Monday, April 23, 2012

Obama can’t keep dodging on gay rights measure

The pressure on Obama and the White House to reverse their craven decision not to go foward with the executive order barring federal contractors from discrimination based on sexual orientation is about to get a good deal more intense.
You may recall that during the battle over don’t ask don’t tell, a gay rights group called GetEQUAL got lots of press coverage for its civil disobedience against the White House over the issue. Images of activists chained to the White House fence or getting taken away in handcuffs gained wide circulation.
Now the group is about to launch a similar campaign against the Obama campaign over the executive order, which has been a priority for gay advocates ever since Obama took office.
GetEQUAL’s managing director, Heather Cronk, tells me that in the next few weeks, the group will start staging actions against Obama For America offices throughout the country. The actions will begin with small gestures and will escalate over time.

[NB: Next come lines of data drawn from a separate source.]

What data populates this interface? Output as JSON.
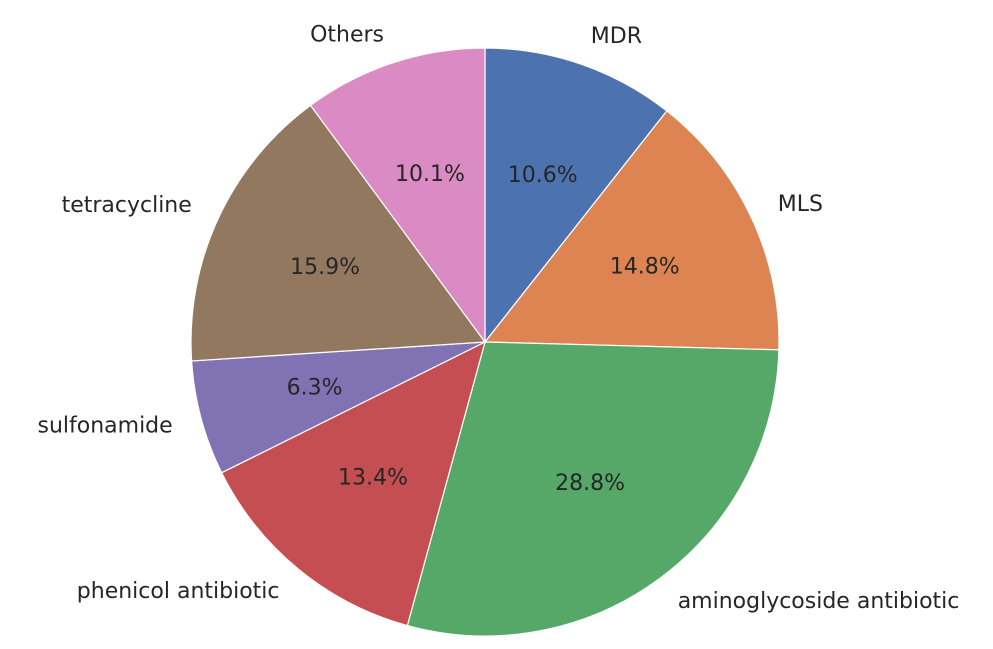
{
  "chart_data": {
    "type": "pie",
    "start_angle_deg": 90,
    "direction": "clockwise",
    "slices": [
      {
        "label": "MDR",
        "value": 10.6,
        "pct_label": "10.6%",
        "color": "#4c72b0"
      },
      {
        "label": "MLS",
        "value": 14.8,
        "pct_label": "14.8%",
        "color": "#dd8452"
      },
      {
        "label": "aminoglycoside antibiotic",
        "value": 28.8,
        "pct_label": "28.8%",
        "color": "#55a868"
      },
      {
        "label": "phenicol antibiotic",
        "value": 13.4,
        "pct_label": "13.4%",
        "color": "#c44e52"
      },
      {
        "label": "sulfonamide",
        "value": 6.3,
        "pct_label": "6.3%",
        "color": "#8172b3"
      },
      {
        "label": "tetracycline",
        "value": 15.9,
        "pct_label": "15.9%",
        "color": "#937860"
      },
      {
        "label": "Others",
        "value": 10.1,
        "pct_label": "10.1%",
        "color": "#da8bc3"
      }
    ]
  }
}
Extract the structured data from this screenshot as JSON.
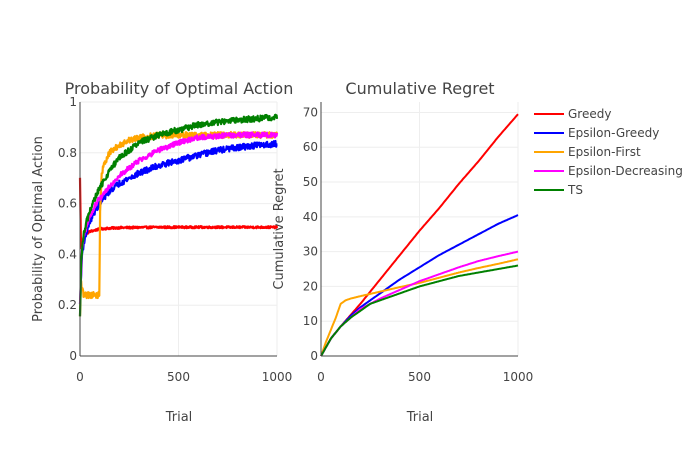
{
  "chart_data": [
    {
      "type": "line",
      "title": "Probability of Optimal Action",
      "xlabel": "Trial",
      "ylabel": "Probability of Optimal Action",
      "xlim": [
        0,
        1000
      ],
      "ylim": [
        0,
        1
      ],
      "xticks": [
        "0",
        "500",
        "1000"
      ],
      "yticks": [
        "0",
        "0.2",
        "0.4",
        "0.6",
        "0.8",
        "1"
      ],
      "grid": true,
      "series": [
        {
          "name": "Greedy",
          "color": "#ff0000",
          "noise": 0.004,
          "x": [
            0,
            5,
            10,
            20,
            30,
            50,
            75,
            100,
            150,
            200,
            300,
            400,
            500,
            600,
            700,
            800,
            900,
            1000
          ],
          "y": [
            0.7,
            0.42,
            0.45,
            0.47,
            0.48,
            0.49,
            0.495,
            0.5,
            0.503,
            0.505,
            0.506,
            0.507,
            0.507,
            0.507,
            0.507,
            0.507,
            0.507,
            0.507
          ]
        },
        {
          "name": "Epsilon-Greedy",
          "color": "#0000ff",
          "noise": 0.012,
          "x": [
            0,
            10,
            20,
            30,
            50,
            75,
            100,
            150,
            200,
            250,
            300,
            400,
            500,
            600,
            700,
            800,
            900,
            1000
          ],
          "y": [
            0.2,
            0.4,
            0.45,
            0.48,
            0.53,
            0.57,
            0.6,
            0.65,
            0.68,
            0.7,
            0.72,
            0.75,
            0.77,
            0.79,
            0.81,
            0.82,
            0.83,
            0.835
          ]
        },
        {
          "name": "Epsilon-First",
          "color": "#ffa500",
          "noise": 0.012,
          "x": [
            0,
            5,
            10,
            20,
            50,
            80,
            99,
            101,
            110,
            130,
            150,
            200,
            250,
            300,
            400,
            500,
            600,
            700,
            800,
            900,
            1000
          ],
          "y": [
            0.15,
            0.3,
            0.26,
            0.24,
            0.24,
            0.24,
            0.24,
            0.55,
            0.72,
            0.77,
            0.8,
            0.83,
            0.85,
            0.86,
            0.868,
            0.87,
            0.87,
            0.87,
            0.87,
            0.87,
            0.87
          ]
        },
        {
          "name": "Epsilon-Decreasing",
          "color": "#ff00ff",
          "noise": 0.01,
          "x": [
            0,
            10,
            20,
            30,
            50,
            75,
            100,
            150,
            200,
            250,
            300,
            400,
            500,
            600,
            700,
            800,
            900,
            1000
          ],
          "y": [
            0.2,
            0.42,
            0.47,
            0.5,
            0.55,
            0.59,
            0.62,
            0.67,
            0.71,
            0.74,
            0.77,
            0.81,
            0.84,
            0.86,
            0.866,
            0.87,
            0.87,
            0.87
          ]
        },
        {
          "name": "TS",
          "color": "#008000",
          "noise": 0.012,
          "x": [
            0,
            5,
            10,
            20,
            30,
            50,
            75,
            100,
            150,
            200,
            250,
            300,
            400,
            500,
            600,
            700,
            800,
            900,
            1000
          ],
          "y": [
            0.15,
            0.35,
            0.42,
            0.48,
            0.52,
            0.57,
            0.62,
            0.66,
            0.73,
            0.78,
            0.81,
            0.84,
            0.87,
            0.89,
            0.91,
            0.92,
            0.93,
            0.935,
            0.94
          ]
        }
      ]
    },
    {
      "type": "line",
      "title": "Cumulative Regret",
      "xlabel": "Trial",
      "ylabel": "Cumulative Regret",
      "xlim": [
        0,
        1000
      ],
      "ylim": [
        0,
        73
      ],
      "xticks": [
        "0",
        "500",
        "1000"
      ],
      "yticks": [
        "0",
        "10",
        "20",
        "30",
        "40",
        "50",
        "60",
        "70"
      ],
      "grid": true,
      "legend": "top-right",
      "series": [
        {
          "name": "Greedy",
          "color": "#ff0000",
          "noise": 0,
          "x": [
            0,
            50,
            100,
            200,
            300,
            400,
            500,
            600,
            700,
            800,
            900,
            1000
          ],
          "y": [
            0,
            5,
            8.5,
            15,
            22,
            29,
            36,
            42.5,
            49.5,
            56,
            63,
            69.5
          ]
        },
        {
          "name": "Epsilon-Greedy",
          "color": "#0000ff",
          "noise": 0,
          "x": [
            0,
            50,
            100,
            150,
            200,
            250,
            300,
            400,
            500,
            600,
            700,
            800,
            900,
            1000
          ],
          "y": [
            0,
            5,
            8.5,
            11.5,
            14,
            16,
            18,
            22,
            25.5,
            29,
            32,
            35,
            38,
            40.5
          ]
        },
        {
          "name": "Epsilon-First",
          "color": "#ffa500",
          "noise": 0,
          "x": [
            0,
            25,
            50,
            75,
            100,
            125,
            150,
            200,
            300,
            400,
            500,
            600,
            700,
            800,
            900,
            1000
          ],
          "y": [
            0,
            4,
            7.5,
            11,
            15,
            16,
            16.5,
            17.2,
            18.5,
            19.8,
            21,
            22.5,
            24,
            25.3,
            26.5,
            27.8
          ]
        },
        {
          "name": "Epsilon-Decreasing",
          "color": "#ff00ff",
          "noise": 0,
          "x": [
            0,
            50,
            100,
            150,
            200,
            250,
            300,
            400,
            500,
            600,
            700,
            800,
            900,
            1000
          ],
          "y": [
            0,
            5,
            8.5,
            11,
            13.5,
            15,
            16.5,
            19,
            21.5,
            23.5,
            25.5,
            27.3,
            28.7,
            30
          ]
        },
        {
          "name": "TS",
          "color": "#008000",
          "noise": 0,
          "x": [
            0,
            50,
            100,
            150,
            200,
            250,
            300,
            400,
            500,
            600,
            700,
            800,
            900,
            1000
          ],
          "y": [
            0,
            5,
            8.5,
            11,
            13,
            15,
            16,
            18,
            20,
            21.5,
            23,
            24,
            25,
            26
          ]
        }
      ]
    }
  ]
}
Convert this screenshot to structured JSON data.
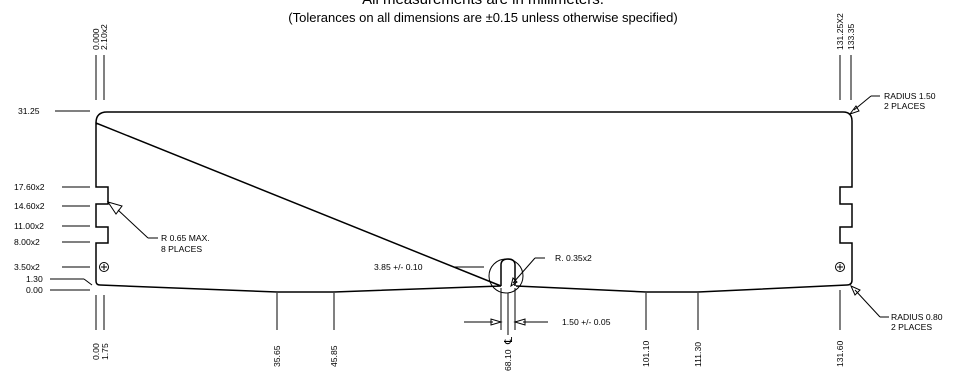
{
  "header": {
    "line1": "All measurements are in millimeters.",
    "line2": "(Tolerances on all dimensions are ±0.15 unless otherwise specified)"
  },
  "left_dims": [
    "31.25",
    "17.60x2",
    "14.60x2",
    "11.00x2",
    "8.00x2",
    "3.50x2",
    "1.30",
    "0.00"
  ],
  "top_dims": {
    "left_a": "0.000",
    "left_b": "2.10x2",
    "right_a": "131.25X2",
    "right_b": "133.35"
  },
  "bottom_dims": [
    "0.00",
    "1.75",
    "35.65",
    "45.85",
    "68.10",
    "101.10",
    "111.30",
    "131.60"
  ],
  "notes": {
    "notch_radius": [
      "R 0.65 MAX.",
      "8 PLACES"
    ],
    "top_corner_radius": [
      "RADIUS 1.50",
      "2 PLACES"
    ],
    "bottom_corner_radius": [
      "RADIUS 0.80",
      "2 PLACES"
    ],
    "slot_radius": "R. 0.35x2",
    "slot_depth": "3.85 +/- 0.10",
    "slot_width": "1.50 +/- 0.05",
    "centerline_symbol": "℄"
  }
}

“We’ll certainly be doing potentially arrestable actions at the White House,” Cronk tells me, confirming that the group has raised money in the six figures from gay donors to finance the actions.
As David Dayen noted yesterday, GetEQUAL has already proven, via its activism on don’t ask don’t tell, that it has the capacity to create a headache for the Obama campaign. The next question is whether major gay donors will start withholding funds in protest, which is not outside the realm of possibility.
The White House has insisted that it decided against the executive order so it can push for a larger legislative solution known as the Employment Non-Descrimination Act, which would bar the vast majority of private-sector employers from discrimination based on sexual orientation and gender identity. But as the Post points out today in an editorial hammering the White House for caving on the executive order, that legislative solution has little chance of passing Congress. And there’s nothing stopping the White House from moving forward on both tracks in any case.
If the White House decided to punt on the executive order to avoid taking political heat from social conservatives, as some have alleged, then it may have just traded that in exchange for a political headache on the left that may not be going away anytime soon.